RasterizedSource#

class RasterizedSource[source]#

Bases: RasterSource

A RasterSource based on the rasterization of a VectorSource.

Attributes

bbox

Bounding box applied to the source imagery.

crs_transformer

Associated CRSTransformer.

dtype

numpy.dtype of the chips read from this source.

extent

Extent of the RasterSource.

num_channels

Number of channels in the chips read from this source.

shape

Shape of the raster as a (height, width, num_channels) tuple.

__init__(vector_source: VectorSource, background_class_id: int, bbox: Box | None = None, all_touched: bool = False, raster_transformers: list['RasterTransformer'] = [])[source]#

Constructor.

Parameters:
  • vector_source (VectorSource) – The VectorSource to rasterize.

  • background_class_id (int) – The class_id to use for any background pixels, ie. pixels not covered by a polygon.

  • bbox (Box | None) – User-specified crop of the extent. If None, the full extent available in the source file is used.

  • all_touched (bool) – If True, all pixels touched by geometries will be burned in. If false, only pixels whose center is within the polygon or that are selected by Bresenham’s line algorithm will be burned in. (See rasterize() for more details). Defaults to False.

  • raster_transformers (list['RasterTransformer']) –

Methods

__init__(vector_source, background_class_id)

Constructor.

get_chip(window[, out_shape])

Return the transformed chip in the window.

get_chip_by_map_window(window_map_coords, ...)

Same as get_chip(), but input is a window in map coords.

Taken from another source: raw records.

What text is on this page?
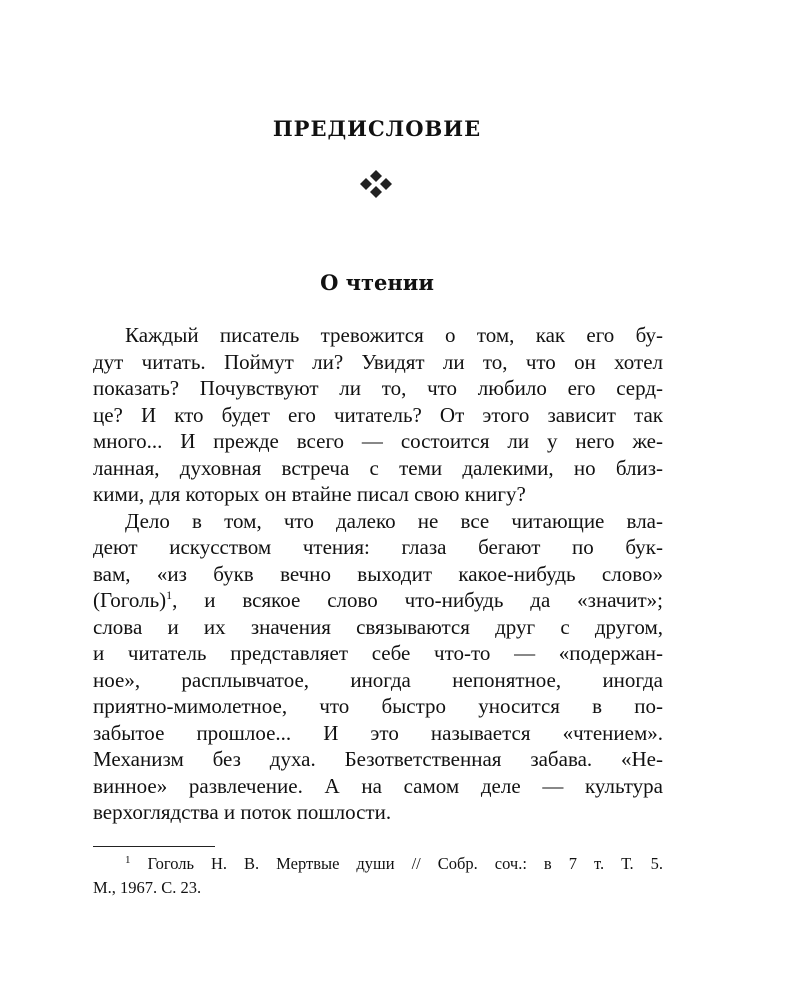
ПРЕДИСЛОВИЕ
О чтении
Каждый писатель тревожится о том, как его бу-
дут читать. Поймут ли? Увидят ли то, что он хотел
показать? Почувствуют ли то, что любило его серд-
це? И кто будет его читатель? От этого зависит так
много... И прежде всего — состоится ли у него же-
ланная, духовная встреча с теми далекими, но близ-
кими, для которых он втайне писал свою книгу?
Дело в том, что далеко не все читающие вла-
деют искусством чтения: глаза бегают по бук-
вам, «из букв вечно выходит какое-нибудь слово»
(Гоголь)$^1$, и всякое слово что-нибудь да «значит»;
слова и их значения связываются друг с другом,
и читатель представляет себе что-то — «подержан-
ное», расплывчатое, иногда непонятное, иногда
приятно-мимолетное, что быстро уносится в по-
забытое прошлое... И это называется «чтением».
Механизм без духа. Безответственная забава. «Не-
винное» развлечение. А на самом деле — культура
верхоглядства и поток пошлости.
$^1$ Гоголь Н. В. Мертвые души // Собр. соч.: в 7 т. Т. 5.
М., 1967. С. 23.
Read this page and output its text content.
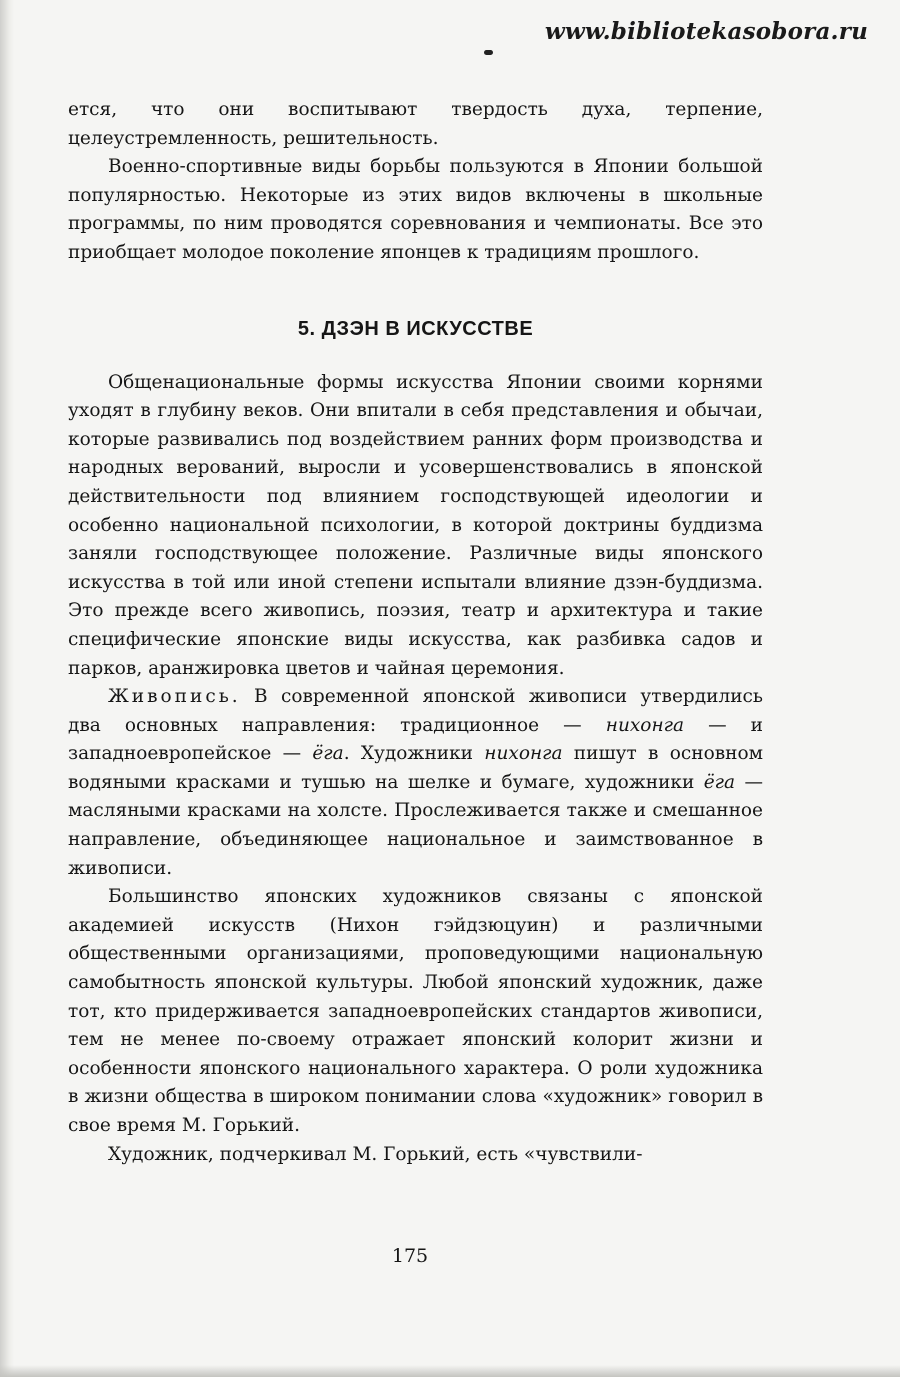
www.bibliotekasobora.ru

ется, что они воспитывают твердость духа, терпение, целеустремленность, решительность.

Военно-спортивные виды борьбы пользуются в Японии большой популярностью. Некоторые из этих видов включены в школьные программы, по ним проводятся соревнования и чемпионаты. Все это приобщает молодое поколение японцев к традициям прошлого.

5. ДЗЭН В ИСКУССТВЕ

Общенациональные формы искусства Японии своими корнями уходят в глубину веков. Они впитали в себя представления и обычаи, которые развивались под воздействием ранних форм производства и народных верований, выросли и усовершенствовались в японской действительности под влиянием господствующей идеологии и особенно национальной психологии, в которой доктрины буддизма заняли господствующее положение. Различные виды японского искусства в той или иной степени испытали влияние дзэн-буддизма. Это прежде всего живопись, поэзия, театр и архитектура и такие специфические японские виды искусства, как разбивка садов и парков, аранжировка цветов и чайная церемония.

Живопись. В современной японской живописи утвердились два основных направления: традиционное — нихонга — и западноевропейское — ёга. Художники нихонга пишут в основном водяными красками и тушью на шелке и бумаге, художники ёга — масляными красками на холсте. Прослеживается также и смешанное направление, объединяющее национальное и заимствованное в живописи.

Большинство японских художников связаны с японской академией искусств (Нихон гэйдзюцуин) и различными общественными организациями, проповедующими национальную самобытность японской культуры. Любой японский художник, даже тот, кто придерживается западноевропейских стандартов живописи, тем не менее по-своему отражает японский колорит жизни и особенности японского национального характера. О роли художника в жизни общества в широком понимании слова «художник» говорил в свое время М. Горький.

Художник, подчеркивал М. Горький, есть «чувствили-

175
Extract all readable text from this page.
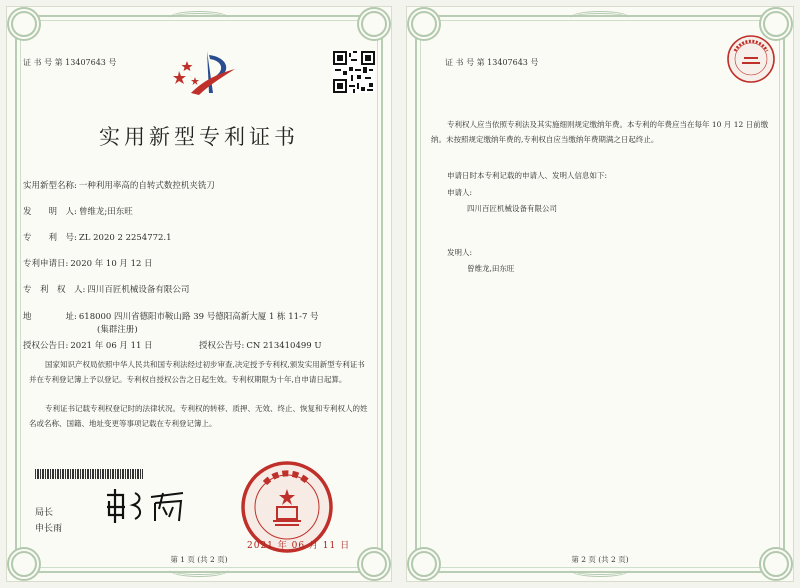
证 书 号 第 13407643 号
实用新型专利证书
实用新型名称: 一种利用率高的自转式数控机夹铣刀
发　　明　人: 曾维龙;田东旺
专　　利　号: ZL 2020 2 2254772.1
专利申请日: 2020 年 10 月 12 日
专　利　权　人: 四川百匠机械设备有限公司
地　　　　址: 618000 四川省德阳市鞍山路 39 号德阳高新大厦 1 栋 11-7 号
(集群注册)
授权公告日: 2021 年 06 月 11 日	授权公告号: CN 213410499 U
国家知识产权局依照中华人民共和国专利法经过初步审查,决定授予专利权,颁发实用新型专利证书并在专利登记簿上予以登记。专利权自授权公告之日起生效。专利权期限为十年,自申请日起算。
专利证书记载专利权登记时的法律状况。专利权的转移、质押、无效、终止、恢复和专利权人的姓名或名称、国籍、地址变更等事项记载在专利登记簿上。
局长
申长雨
2021 年 06 月 11 日
第 1 页 (共 2 页)
证 书 号 第 13407643 号
专利权人应当依照专利法及其实施细则规定缴纳年费。本专利的年费应当在每年 10 月 12 日前缴纳。未按照规定缴纳年费的,专利权自应当缴纳年费期满之日起终止。
申请日时本专利记载的申请人、发明人信息如下:
申请人:
四川百匠机械设备有限公司
发明人:
曾维龙,田东旺
第 2 页 (共 2 页)
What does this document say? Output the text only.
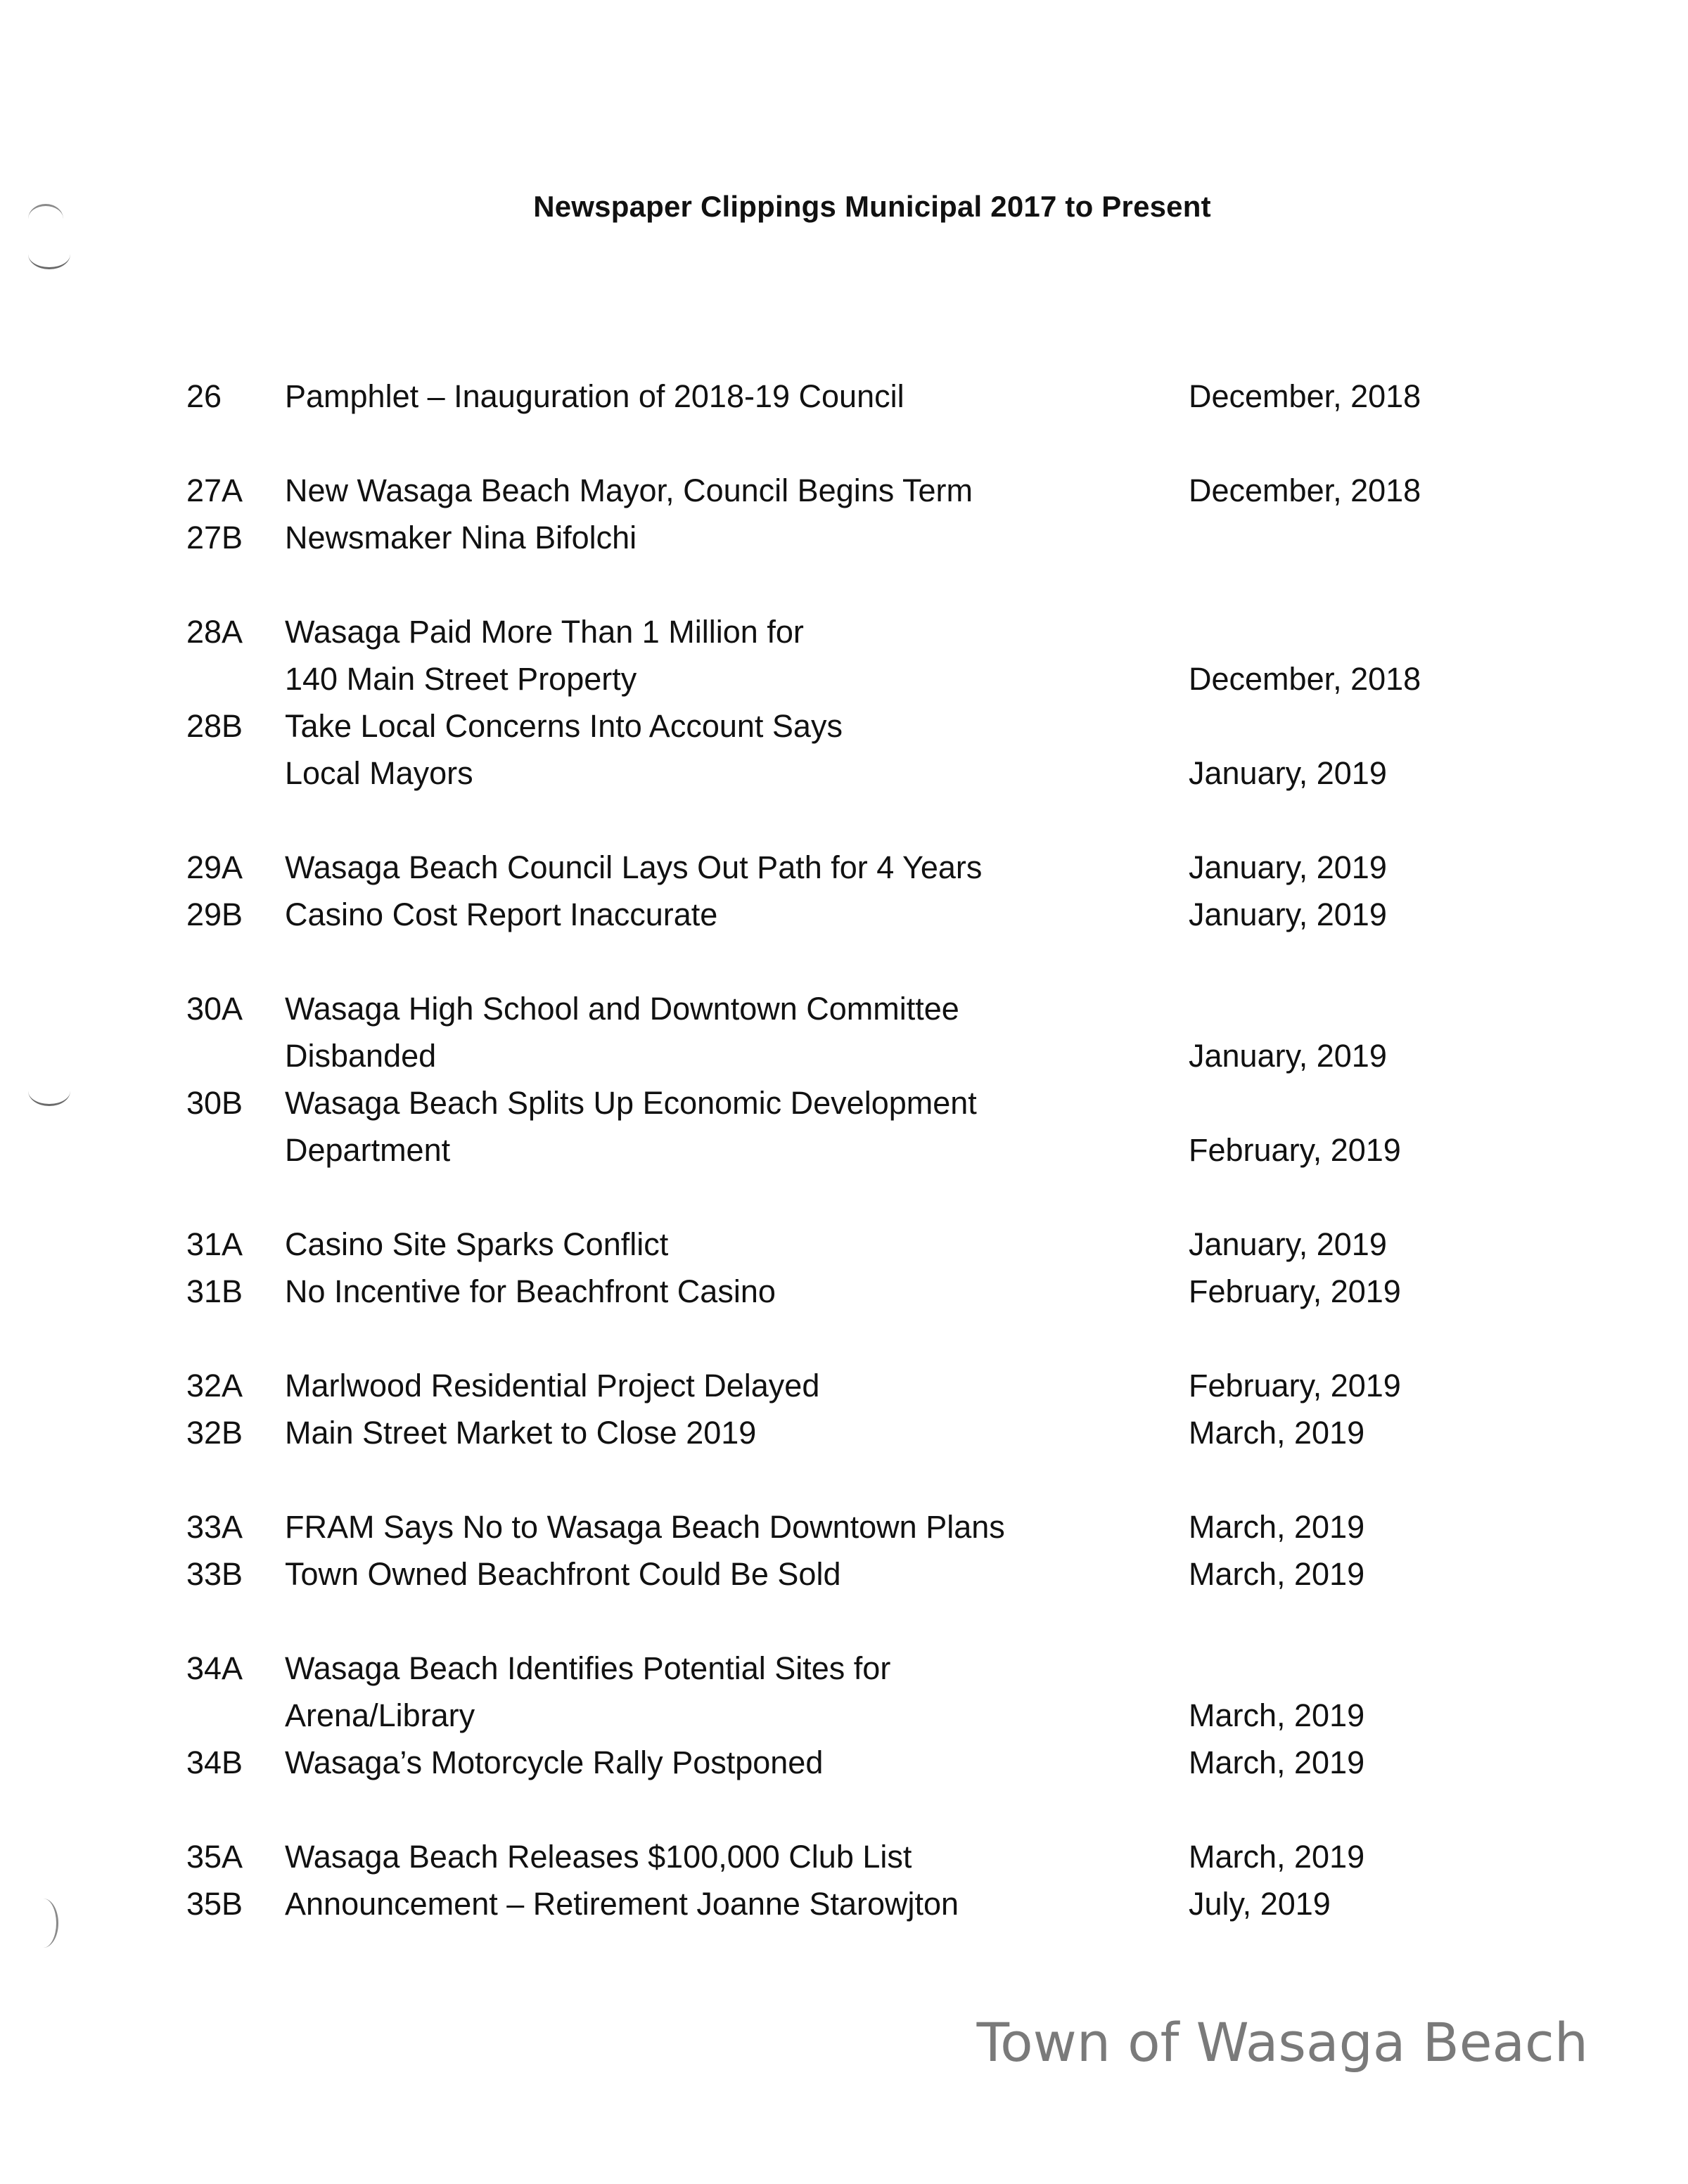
Newspaper Clippings Municipal 2017 to Present
26	Pamphlet – Inauguration of 2018-19 Council	December, 2018
27A	New Wasaga Beach Mayor, Council Begins Term	December, 2018
27B	Newsmaker Nina Bifolchi
28A	Wasaga Paid More Than 1 Million for
140 Main Street Property	December, 2018
28B	Take Local Concerns Into Account Says
Local Mayors	January, 2019
29A	Wasaga Beach Council Lays Out Path for 4 Years	January, 2019
29B	Casino Cost Report Inaccurate	January, 2019
30A	Wasaga High School and Downtown Committee
Disbanded	January, 2019
30B	Wasaga Beach Splits Up Economic Development
Department	February, 2019
31A	Casino Site Sparks Conflict	January, 2019
31B	No Incentive for Beachfront Casino	February, 2019
32A	Marlwood Residential Project Delayed	February, 2019
32B	Main Street Market to Close 2019	March, 2019
33A	FRAM Says No to Wasaga Beach Downtown Plans	March, 2019
33B	Town Owned Beachfront Could Be Sold	March, 2019
34A	Wasaga Beach Identifies Potential Sites for
Arena/Library	March, 2019
34B	Wasaga’s Motorcycle Rally Postponed	March, 2019
35A	Wasaga Beach Releases $100,000 Club List	March, 2019
35B	Announcement – Retirement Joanne Starowjton	July, 2019
Town of Wasaga Beach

get_raw_chip(window[, out_shape])

Return raw chip without applying channel_order or transforms.

resize(chip[, out_shape])

set_bbox(bbox)

Set self.bbox to the given value.

validate_labels(df)

Validate label geometries.

__getitem__(key: Any) ndarray#
Parameters:

key (Any) –

Return type:

ndarray

__init__(vector_source: VectorSource, background_class_id: int, bbox: Box | None = None, all_touched: bool = False, raster_transformers: list['RasterTransformer'] = [])[source]#

Constructor.

Parameters:
  • vector_source (VectorSource) – The VectorSource to rasterize.

  • background_class_id (int) – The class_id to use for any background pixels, ie. pixels not covered by a polygon.

  • bbox (Box | None) – User-specified crop of the extent. If None, the full extent available in the source file is used.

  • all_touched (bool) – If True, all pixels touched by geometries will be burned in. If false, only pixels whose center is within the polygon or that are selected by Bresenham’s line algorithm will be burned in. (See rasterize() for more details). Defaults to False.

  • raster_transformers (list['RasterTransformer']) –

get_chip(window: Box, out_shape: tuple[int, int] | None = None) ndarray#

Return the transformed chip in the window.

Get a raw chip, extract subset of channels using channel_order, and then apply transformations.

Parameters:
  • window (Box) – The window for which to get the chip.

  • out_shape (tuple[int, int] | None) – (height, width) to resize the chip to.

Returns:

Array of shape (…, height, width, channels).

Return type:

np.ndarray

get_chip_by_map_window(window_map_coords: Box, *args, **kwargs) ndarray#

Same as get_chip(), but input is a window in map coords.

Parameters:

window_map_coords (Box) –

Return type:

ndarray

get_raw_chip(window: Box, out_shape: tuple[int, int] | None = None) ndarray#

Return raw chip without applying channel_order or transforms.

Parameters:
  • window (Box) – The window for which to get the chip.

  • out_shape (tuple[int, int] | None) –

Returns:

Array of shape (…, height, width, channels).

Return type:

np.ndarray

resize(chip: ndarray, out_shape: tuple[int, int] | None = None) ndarray#
Parameters:
Return type:

ndarray

set_bbox(bbox: Box) None#

Set self.bbox to the given value.

Note

This method is idempotent.

Parameters:

bbox (Box) – User-specified bbox in pixel coordinates.

Return type:

None

validate_labels(df: GeoDataFrame) None[source]#

Validate label geometries.

Parameters:

df (gpd.GeoDataFrame) – Label geometries.

Raises:
  • ValueError – If Point or LineString geometries found.

  • ValueError – If geometries are missing class IDs.

Return type:

None

property bbox: Box#

Bounding box applied to the source imagery.

property crs_transformer#

Associated CRSTransformer.

property dtype: dtype#

numpy.dtype of the chips read from this source.

property extent: Box#

Extent of the RasterSource.

property num_channels: int#

Number of channels in the chips read from this source.

property shape: tuple[int, int, int]#

Shape of the raster as a (height, width, num_channels) tuple.